Nous sommes dans un futur où la conscience d’un être humain peut être sauvegardée dans une pile corticale, permettant ainsi de la préserver et de la remettre dans une nouvelle enveloppe en cas de décès. C’est dans ce monde que Takeshi Kovacs, un ancien des corps diplomatiques (sorte de super commando) qui a fini un peu en marge du système, se voit proposer par un nabab d’éclaircir le mystère entourant sa mort, que la police considère comme un suicide. Sans surprise, tout ça va se révéler un peu plus compliqué que prévu.
L’univers de Carbone modifié relève du cyberpunk sans doute possible. Humains augmentés, intelligences artificielles, réalité virtuelle, système oppressant où l’argent est roi, etc. tout ou presque y est. La trouvaille intéressante est celle de la pile corticale, avec les possibles conséquences d’un tel système : ceux qui ont les moyens peuvent changer d’enveloppe, les pauvres peuvent louer leur corps à d’autres pour subsister, et certaines convictions religieuses peuvent pousser à refuser le réenveloppement. Et se pose la question de l’identité. Jusqu’à quel point est-on son âme ? Et comment les habitudes de l’ancien occupant d’une enveloppe peuvent-elles influer sur le locataire suivant ? Richard Morgan utilise assez bien le sujet et on sent qu’il se fait plaisir à décrire son univers, attrayant par certains côtés mais terriblement inquiétant par bien d’autres aspects.

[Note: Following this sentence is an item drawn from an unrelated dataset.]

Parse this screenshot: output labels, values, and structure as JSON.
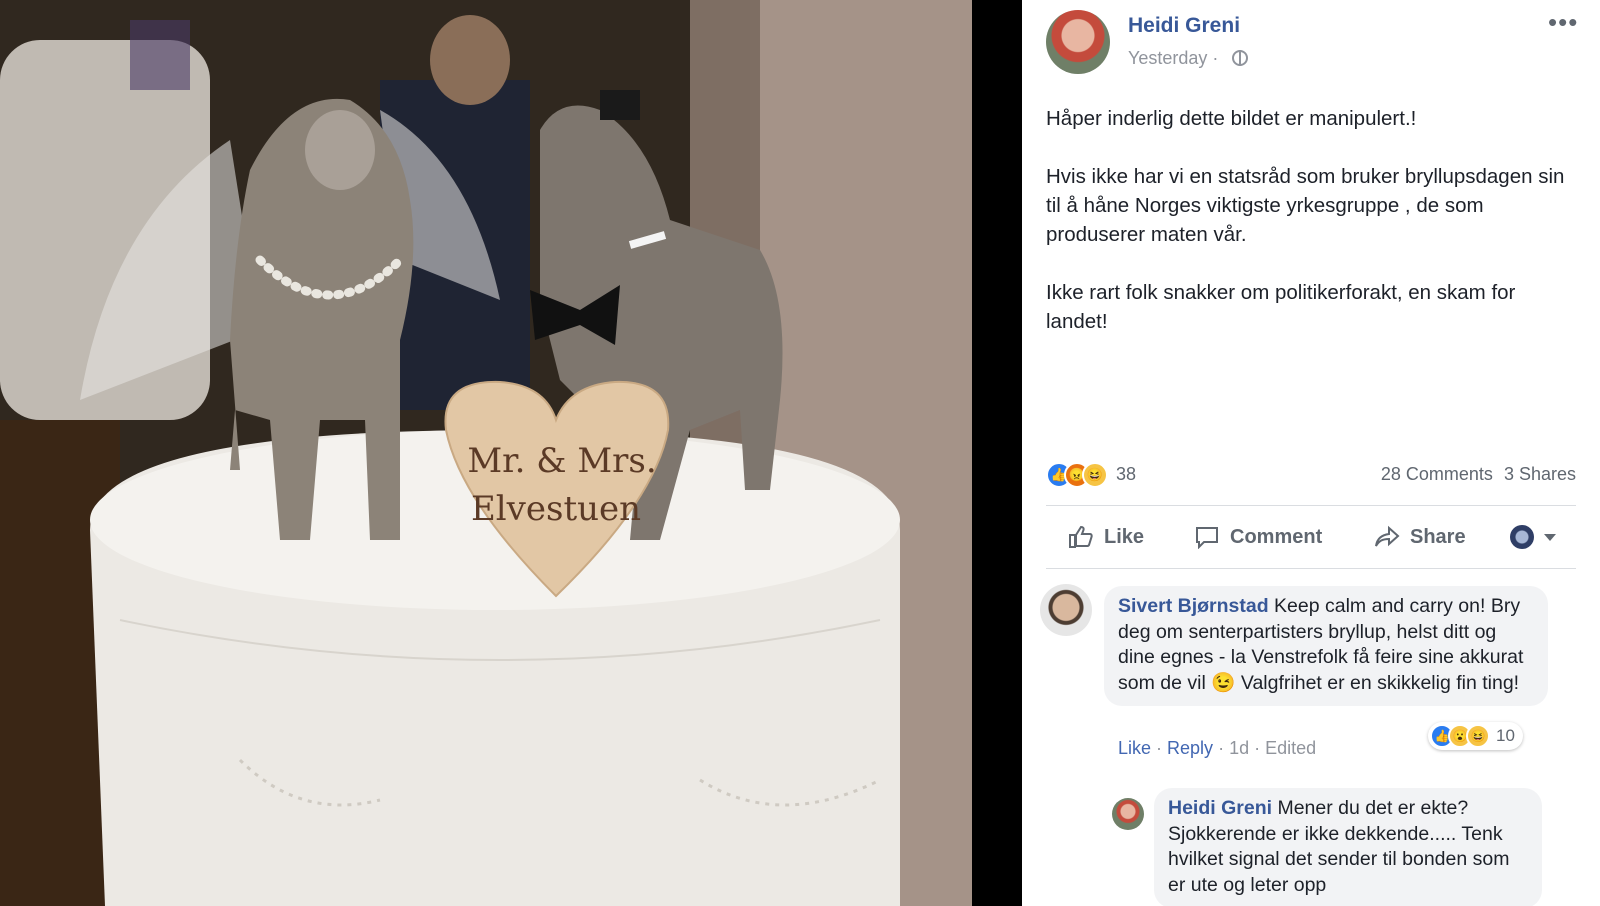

Le récit étant à la première personne, suivant une tradition du récit de détective privé, on plonge pleinement dans la tête de Takeshi Kovacs. Et sans être aussi effrayant que le Jorg de Mark Lawrence, il faut quand même avouer que le narrateur de Carbone modifié est un psychopathe. On sent bien sa dépendance à la violence et le besoin régulier de tabasser son interlocuteur, sans parler de la nécessité pour lui de l’emporter quel qu’en soit le prix. Morgan rend assez crédibles les origines du personnage, même si l’on verse un peu dans la caricature par moment. La nécessité des Corps Diplomatiques dans cet univers répond à une certaine cohérence et Kovacs n’est finalement que le produit forcément un peu défectueux d’un tel système. Et je dois le reconnaître : c’est un plaisir de le retrouver.
L’intrigue se rapproche un peu du roman noir, riche client exigeant, femme fatale, flic suspicieux, passage à tabac, etc. La plupart des ingrédients classiques sont là. Et Morgan parvient heureusement à construire une intrigue qui dépasse le simple problème du suicide apparent du client. Ayant déjà lu l’ouvrage, je pensais me souvenir de la résolution de l’intrigue. Ce fut donc une (bonne) surprise lorsque j’ai réalisé que la solution que j’avais en tête n’était que partielle et qu’il me restait des choses à redécouvrir. J’ai aussi pu repérer quelques petits cailloux que l’auteur a semé et qu’il exploitera dans les deux romans suivants.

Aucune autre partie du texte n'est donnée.